About the history of Notre Dame, sorry. It happened while studying in France. At that time, one of our co-workers bought their own socks. Take her and don’t come. To change for others herself somehow embarrassed and asked us to go together to the shopping center.
The delegation was headed by another of our counterparts, Yura, a former military, who spoke rather boycottedly in French. But since he taught him in service in Algeria, his French was what is called “Arabic.” Without any pronounce there, with its phonetic characteristics, a clear rotten letter r, etc. Sometimes the locals just didn’t understand it.
Nevertheless, he resolutely took the situation into his own hands and, upon arrival in the store, walked to the first box office, where he missed a low fat Frenchman:
“Kamrad,” Yura told him at once, “yeah, kamrad. Help us, comrade
The fat man squeezed a little from the comrade (he was unlikely to be a French communist) but, a little delayed, sneezed and then Jura issued the following phrase:
“Notre-Dame and the Ashton of Cologne. Il Fou Change, camarade
The box office is even more. Apparently he had never been asked to change God’s Mother’s pants before. In French, Notre-Dame (Mother of God) and Notre Dame (Our Lady) sound the same.

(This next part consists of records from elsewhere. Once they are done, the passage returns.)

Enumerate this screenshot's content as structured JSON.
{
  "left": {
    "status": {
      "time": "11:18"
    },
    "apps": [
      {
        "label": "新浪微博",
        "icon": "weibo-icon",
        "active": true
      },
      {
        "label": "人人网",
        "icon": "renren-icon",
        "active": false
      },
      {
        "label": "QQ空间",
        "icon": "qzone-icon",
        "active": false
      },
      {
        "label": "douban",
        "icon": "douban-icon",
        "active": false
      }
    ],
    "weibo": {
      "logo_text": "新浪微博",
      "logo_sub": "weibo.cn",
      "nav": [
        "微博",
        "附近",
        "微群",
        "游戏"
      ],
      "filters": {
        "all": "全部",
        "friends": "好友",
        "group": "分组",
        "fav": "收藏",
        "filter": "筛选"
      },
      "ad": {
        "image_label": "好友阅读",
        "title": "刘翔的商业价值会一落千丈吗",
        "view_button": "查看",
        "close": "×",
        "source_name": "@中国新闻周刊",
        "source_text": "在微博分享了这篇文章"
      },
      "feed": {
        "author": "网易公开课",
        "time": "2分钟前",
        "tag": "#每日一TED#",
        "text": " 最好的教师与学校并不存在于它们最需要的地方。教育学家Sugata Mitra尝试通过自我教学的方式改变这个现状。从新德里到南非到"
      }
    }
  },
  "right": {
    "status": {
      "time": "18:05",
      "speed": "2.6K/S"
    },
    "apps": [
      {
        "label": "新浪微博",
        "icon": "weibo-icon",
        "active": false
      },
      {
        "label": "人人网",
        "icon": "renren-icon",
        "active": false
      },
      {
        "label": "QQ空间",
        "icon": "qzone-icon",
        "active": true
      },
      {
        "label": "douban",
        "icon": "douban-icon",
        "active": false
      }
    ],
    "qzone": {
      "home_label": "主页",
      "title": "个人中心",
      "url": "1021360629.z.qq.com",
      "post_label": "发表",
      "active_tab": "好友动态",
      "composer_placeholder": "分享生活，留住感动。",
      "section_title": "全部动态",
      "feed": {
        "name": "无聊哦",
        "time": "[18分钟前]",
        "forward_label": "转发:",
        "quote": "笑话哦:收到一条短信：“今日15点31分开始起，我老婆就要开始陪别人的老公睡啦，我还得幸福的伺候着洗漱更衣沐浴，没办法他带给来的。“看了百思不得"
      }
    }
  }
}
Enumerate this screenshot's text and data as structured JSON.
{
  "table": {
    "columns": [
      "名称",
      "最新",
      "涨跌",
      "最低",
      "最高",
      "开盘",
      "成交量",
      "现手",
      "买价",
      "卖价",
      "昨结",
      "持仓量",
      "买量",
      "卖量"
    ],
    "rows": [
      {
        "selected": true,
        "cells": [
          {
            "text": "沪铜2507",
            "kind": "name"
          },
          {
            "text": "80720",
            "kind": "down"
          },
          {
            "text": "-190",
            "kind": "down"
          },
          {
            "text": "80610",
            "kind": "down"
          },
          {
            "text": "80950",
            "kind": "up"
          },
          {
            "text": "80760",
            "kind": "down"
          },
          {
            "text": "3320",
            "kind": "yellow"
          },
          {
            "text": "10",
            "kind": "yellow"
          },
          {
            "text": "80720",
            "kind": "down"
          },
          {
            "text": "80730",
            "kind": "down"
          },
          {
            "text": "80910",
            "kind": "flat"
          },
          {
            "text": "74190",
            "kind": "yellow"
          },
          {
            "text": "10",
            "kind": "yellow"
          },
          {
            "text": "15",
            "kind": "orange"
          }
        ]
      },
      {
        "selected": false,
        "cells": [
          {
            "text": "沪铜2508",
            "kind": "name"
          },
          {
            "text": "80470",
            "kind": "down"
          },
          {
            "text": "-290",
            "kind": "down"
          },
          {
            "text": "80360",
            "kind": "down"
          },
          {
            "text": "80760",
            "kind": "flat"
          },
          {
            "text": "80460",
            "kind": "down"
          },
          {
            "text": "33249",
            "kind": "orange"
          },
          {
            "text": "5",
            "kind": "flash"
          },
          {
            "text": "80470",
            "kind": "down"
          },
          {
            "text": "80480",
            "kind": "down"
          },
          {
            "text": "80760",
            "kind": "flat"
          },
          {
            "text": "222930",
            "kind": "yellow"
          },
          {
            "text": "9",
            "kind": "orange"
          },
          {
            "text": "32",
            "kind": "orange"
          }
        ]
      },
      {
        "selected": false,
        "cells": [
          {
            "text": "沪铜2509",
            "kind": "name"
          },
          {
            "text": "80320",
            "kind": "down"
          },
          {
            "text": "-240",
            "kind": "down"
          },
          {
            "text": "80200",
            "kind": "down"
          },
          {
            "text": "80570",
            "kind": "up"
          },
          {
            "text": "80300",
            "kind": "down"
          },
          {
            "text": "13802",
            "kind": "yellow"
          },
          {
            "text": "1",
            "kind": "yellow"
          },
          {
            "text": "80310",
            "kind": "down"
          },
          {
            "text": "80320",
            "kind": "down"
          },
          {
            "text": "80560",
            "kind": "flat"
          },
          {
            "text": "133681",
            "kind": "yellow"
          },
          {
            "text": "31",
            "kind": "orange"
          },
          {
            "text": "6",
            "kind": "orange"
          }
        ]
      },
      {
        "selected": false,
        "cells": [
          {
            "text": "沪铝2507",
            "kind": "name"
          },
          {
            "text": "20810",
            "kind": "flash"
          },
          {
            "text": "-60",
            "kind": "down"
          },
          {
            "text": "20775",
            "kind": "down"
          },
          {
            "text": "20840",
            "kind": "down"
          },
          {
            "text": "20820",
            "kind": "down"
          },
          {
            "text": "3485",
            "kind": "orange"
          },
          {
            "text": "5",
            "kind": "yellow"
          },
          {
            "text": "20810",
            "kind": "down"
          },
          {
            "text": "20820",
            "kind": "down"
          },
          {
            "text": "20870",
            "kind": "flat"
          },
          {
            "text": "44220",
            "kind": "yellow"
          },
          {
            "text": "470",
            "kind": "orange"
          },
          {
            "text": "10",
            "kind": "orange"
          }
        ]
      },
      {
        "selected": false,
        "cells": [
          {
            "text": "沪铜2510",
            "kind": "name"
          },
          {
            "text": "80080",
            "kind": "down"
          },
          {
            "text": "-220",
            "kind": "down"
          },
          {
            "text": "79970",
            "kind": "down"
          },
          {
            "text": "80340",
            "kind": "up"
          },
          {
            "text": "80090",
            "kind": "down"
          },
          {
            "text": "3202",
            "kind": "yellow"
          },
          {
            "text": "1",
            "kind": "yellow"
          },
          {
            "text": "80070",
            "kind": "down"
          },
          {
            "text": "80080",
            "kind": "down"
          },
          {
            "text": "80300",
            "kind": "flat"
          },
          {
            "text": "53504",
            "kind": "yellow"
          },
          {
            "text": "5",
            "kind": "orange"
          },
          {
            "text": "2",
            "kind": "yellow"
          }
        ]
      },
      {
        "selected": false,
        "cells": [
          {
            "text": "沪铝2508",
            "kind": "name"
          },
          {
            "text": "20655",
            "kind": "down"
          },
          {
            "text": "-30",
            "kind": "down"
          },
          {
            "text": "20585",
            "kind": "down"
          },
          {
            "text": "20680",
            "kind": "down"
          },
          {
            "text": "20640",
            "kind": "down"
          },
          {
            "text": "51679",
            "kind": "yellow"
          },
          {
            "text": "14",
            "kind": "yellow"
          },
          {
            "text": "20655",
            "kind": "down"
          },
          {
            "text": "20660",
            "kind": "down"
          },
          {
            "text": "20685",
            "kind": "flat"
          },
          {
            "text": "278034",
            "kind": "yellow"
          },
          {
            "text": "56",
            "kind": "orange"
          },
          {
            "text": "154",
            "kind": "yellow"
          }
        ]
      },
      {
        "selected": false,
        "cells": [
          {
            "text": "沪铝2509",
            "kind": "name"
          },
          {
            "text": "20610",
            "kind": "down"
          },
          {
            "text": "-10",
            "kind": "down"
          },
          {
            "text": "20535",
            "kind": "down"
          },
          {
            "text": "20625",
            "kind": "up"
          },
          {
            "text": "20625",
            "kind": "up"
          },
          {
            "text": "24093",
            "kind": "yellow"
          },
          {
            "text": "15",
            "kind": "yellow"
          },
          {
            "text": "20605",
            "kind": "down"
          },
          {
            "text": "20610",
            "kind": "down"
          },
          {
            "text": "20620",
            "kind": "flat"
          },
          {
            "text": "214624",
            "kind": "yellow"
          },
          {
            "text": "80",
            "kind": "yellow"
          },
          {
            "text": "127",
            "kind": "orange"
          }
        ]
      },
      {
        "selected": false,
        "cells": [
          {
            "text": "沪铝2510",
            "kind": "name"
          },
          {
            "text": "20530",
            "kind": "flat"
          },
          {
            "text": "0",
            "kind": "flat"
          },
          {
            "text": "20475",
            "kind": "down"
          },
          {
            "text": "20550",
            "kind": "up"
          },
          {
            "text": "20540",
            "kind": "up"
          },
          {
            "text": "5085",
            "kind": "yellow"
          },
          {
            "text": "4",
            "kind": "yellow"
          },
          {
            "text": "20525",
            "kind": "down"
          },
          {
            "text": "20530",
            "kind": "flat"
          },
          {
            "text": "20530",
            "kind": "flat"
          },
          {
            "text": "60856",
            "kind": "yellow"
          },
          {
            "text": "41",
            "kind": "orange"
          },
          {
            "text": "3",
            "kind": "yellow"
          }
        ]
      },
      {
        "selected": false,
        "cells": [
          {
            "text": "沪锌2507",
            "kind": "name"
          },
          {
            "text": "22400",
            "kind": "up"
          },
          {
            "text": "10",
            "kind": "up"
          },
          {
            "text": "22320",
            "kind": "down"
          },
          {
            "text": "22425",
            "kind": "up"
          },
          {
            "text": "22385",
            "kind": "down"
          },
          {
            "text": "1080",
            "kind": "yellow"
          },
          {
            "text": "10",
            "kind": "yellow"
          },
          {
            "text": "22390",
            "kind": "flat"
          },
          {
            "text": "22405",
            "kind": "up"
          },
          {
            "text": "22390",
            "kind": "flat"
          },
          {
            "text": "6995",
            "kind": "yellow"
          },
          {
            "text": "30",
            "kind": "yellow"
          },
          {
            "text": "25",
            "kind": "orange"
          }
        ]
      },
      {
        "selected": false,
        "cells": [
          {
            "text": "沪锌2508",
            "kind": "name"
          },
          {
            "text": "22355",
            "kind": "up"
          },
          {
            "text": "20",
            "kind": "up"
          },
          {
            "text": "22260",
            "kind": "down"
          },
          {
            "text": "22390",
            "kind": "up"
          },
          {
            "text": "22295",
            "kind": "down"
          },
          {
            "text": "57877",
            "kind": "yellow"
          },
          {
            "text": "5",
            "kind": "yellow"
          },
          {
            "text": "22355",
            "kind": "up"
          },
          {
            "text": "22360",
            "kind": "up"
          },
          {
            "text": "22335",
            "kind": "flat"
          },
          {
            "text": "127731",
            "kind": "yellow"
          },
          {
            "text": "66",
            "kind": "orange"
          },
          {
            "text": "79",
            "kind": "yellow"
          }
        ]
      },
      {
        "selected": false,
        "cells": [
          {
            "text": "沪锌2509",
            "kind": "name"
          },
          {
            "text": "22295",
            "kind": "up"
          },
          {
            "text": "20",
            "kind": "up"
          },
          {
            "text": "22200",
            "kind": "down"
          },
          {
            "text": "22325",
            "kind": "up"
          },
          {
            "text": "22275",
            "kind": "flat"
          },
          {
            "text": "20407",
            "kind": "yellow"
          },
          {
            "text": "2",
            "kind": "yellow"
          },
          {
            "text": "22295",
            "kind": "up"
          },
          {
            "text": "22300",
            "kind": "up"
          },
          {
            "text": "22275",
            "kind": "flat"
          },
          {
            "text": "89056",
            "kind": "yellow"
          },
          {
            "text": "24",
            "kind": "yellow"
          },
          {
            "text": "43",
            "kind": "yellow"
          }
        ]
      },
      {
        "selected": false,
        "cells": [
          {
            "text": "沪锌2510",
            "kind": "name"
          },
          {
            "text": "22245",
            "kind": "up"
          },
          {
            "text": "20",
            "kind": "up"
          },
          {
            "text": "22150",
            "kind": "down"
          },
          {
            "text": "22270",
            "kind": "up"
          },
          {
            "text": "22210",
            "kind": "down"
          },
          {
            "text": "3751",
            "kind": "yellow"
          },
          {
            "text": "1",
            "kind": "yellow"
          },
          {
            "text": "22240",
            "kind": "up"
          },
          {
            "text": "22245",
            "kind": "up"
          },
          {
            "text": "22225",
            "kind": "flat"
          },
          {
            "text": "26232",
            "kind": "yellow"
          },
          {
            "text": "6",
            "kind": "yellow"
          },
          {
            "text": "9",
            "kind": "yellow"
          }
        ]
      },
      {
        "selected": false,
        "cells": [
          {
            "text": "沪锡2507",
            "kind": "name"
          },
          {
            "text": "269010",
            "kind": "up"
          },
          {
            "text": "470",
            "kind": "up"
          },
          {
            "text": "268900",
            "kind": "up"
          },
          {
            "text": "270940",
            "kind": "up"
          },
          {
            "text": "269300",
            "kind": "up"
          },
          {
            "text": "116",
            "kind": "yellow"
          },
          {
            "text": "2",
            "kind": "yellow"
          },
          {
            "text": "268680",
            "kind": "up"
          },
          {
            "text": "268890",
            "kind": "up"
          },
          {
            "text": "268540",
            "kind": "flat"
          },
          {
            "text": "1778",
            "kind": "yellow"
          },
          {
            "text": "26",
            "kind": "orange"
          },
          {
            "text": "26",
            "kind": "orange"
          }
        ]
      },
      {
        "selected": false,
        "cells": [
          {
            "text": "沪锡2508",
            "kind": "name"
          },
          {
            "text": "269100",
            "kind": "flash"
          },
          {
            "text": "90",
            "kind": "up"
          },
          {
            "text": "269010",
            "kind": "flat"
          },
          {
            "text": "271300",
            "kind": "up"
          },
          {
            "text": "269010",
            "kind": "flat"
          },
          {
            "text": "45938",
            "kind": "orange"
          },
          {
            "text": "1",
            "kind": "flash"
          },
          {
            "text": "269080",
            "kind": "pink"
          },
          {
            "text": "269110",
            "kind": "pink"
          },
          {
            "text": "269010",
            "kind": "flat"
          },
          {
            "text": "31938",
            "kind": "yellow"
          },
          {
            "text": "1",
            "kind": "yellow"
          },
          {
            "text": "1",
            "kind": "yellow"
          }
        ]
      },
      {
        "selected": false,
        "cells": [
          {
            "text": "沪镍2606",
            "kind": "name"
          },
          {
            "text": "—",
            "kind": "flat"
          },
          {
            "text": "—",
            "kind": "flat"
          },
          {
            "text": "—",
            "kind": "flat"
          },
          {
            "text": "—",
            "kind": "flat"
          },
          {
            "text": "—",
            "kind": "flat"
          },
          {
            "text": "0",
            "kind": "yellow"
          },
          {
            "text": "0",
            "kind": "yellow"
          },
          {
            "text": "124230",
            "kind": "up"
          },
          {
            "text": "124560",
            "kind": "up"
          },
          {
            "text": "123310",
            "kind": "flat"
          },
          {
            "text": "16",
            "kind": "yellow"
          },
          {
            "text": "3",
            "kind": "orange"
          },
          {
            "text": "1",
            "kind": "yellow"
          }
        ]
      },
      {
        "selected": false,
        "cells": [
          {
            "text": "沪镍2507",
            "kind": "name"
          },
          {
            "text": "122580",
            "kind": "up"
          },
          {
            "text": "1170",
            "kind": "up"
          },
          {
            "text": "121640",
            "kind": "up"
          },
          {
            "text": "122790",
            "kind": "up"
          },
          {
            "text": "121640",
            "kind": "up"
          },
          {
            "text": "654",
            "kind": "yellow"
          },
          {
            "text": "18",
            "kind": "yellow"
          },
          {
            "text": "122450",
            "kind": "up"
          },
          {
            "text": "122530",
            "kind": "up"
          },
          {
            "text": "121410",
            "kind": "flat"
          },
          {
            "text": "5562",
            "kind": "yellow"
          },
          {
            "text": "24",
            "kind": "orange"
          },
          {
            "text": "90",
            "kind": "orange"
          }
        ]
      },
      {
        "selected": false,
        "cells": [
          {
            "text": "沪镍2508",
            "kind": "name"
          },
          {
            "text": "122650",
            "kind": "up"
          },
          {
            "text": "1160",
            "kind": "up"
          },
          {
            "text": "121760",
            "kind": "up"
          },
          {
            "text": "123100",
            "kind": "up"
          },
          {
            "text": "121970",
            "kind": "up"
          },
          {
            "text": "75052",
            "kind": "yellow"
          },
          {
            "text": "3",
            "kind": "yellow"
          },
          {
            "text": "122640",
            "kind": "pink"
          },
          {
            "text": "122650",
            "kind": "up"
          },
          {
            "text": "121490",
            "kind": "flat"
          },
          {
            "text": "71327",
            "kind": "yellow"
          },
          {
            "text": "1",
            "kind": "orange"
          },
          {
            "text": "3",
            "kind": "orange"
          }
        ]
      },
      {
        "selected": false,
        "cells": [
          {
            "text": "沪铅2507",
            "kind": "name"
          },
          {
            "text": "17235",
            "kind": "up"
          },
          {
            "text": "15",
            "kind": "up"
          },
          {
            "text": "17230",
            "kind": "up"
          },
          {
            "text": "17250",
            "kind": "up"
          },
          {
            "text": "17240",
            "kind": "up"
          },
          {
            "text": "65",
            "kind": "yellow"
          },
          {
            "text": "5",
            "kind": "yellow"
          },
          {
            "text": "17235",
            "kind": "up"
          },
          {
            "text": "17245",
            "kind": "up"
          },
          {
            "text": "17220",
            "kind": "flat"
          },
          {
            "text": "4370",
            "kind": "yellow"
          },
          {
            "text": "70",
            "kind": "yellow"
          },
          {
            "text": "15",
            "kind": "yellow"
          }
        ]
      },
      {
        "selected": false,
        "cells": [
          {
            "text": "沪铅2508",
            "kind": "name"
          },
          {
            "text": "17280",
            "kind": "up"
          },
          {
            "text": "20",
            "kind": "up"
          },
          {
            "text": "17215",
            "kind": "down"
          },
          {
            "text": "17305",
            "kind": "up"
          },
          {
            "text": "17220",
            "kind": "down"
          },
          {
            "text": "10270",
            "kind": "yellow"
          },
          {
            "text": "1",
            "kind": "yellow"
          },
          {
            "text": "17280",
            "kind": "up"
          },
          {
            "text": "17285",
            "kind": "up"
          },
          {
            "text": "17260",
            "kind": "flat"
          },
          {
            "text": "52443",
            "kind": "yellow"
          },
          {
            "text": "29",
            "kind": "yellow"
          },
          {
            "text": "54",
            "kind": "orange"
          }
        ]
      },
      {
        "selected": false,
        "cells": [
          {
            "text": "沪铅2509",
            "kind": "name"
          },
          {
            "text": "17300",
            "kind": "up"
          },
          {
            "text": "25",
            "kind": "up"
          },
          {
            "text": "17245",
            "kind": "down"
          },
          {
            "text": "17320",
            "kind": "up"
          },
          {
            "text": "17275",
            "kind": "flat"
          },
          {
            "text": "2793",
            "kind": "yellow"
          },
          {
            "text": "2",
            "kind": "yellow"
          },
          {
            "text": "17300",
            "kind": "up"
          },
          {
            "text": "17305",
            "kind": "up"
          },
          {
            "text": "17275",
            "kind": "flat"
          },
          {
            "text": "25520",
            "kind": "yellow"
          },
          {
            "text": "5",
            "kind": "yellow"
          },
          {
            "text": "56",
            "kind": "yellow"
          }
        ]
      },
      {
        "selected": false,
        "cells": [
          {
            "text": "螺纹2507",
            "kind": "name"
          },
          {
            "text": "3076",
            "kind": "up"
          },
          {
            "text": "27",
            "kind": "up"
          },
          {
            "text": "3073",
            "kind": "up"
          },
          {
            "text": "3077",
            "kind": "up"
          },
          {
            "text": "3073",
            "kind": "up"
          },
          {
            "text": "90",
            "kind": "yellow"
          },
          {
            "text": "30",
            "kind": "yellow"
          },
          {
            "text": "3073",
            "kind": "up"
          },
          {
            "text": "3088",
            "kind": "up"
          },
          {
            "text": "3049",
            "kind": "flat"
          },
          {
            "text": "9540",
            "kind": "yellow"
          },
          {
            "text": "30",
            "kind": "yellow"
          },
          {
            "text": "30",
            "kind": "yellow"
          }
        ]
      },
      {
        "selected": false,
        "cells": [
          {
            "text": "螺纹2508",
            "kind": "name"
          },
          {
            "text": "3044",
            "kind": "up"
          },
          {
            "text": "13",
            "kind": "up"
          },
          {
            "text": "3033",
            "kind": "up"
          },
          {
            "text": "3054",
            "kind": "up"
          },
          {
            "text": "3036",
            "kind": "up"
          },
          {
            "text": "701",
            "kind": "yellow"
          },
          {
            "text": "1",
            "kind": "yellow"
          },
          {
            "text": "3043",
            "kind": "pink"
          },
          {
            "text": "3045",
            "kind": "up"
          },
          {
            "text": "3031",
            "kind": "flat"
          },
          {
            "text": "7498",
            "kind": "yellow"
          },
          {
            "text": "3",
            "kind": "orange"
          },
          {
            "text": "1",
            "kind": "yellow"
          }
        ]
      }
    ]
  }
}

The Frenchman looked around on the sides, looked at Yura, then uncomfortable hickled and cautiously asked:
The Notre Dame? and money?
Yura shrugged his head and pointed to our fellow:
and Voila!
She changed her clothes without asking for a check. The cashier never stopped laughing, even when we were already leaving. Yuri, however, it did not bother and did not prevent him from holding his hand tightly to say goodbye.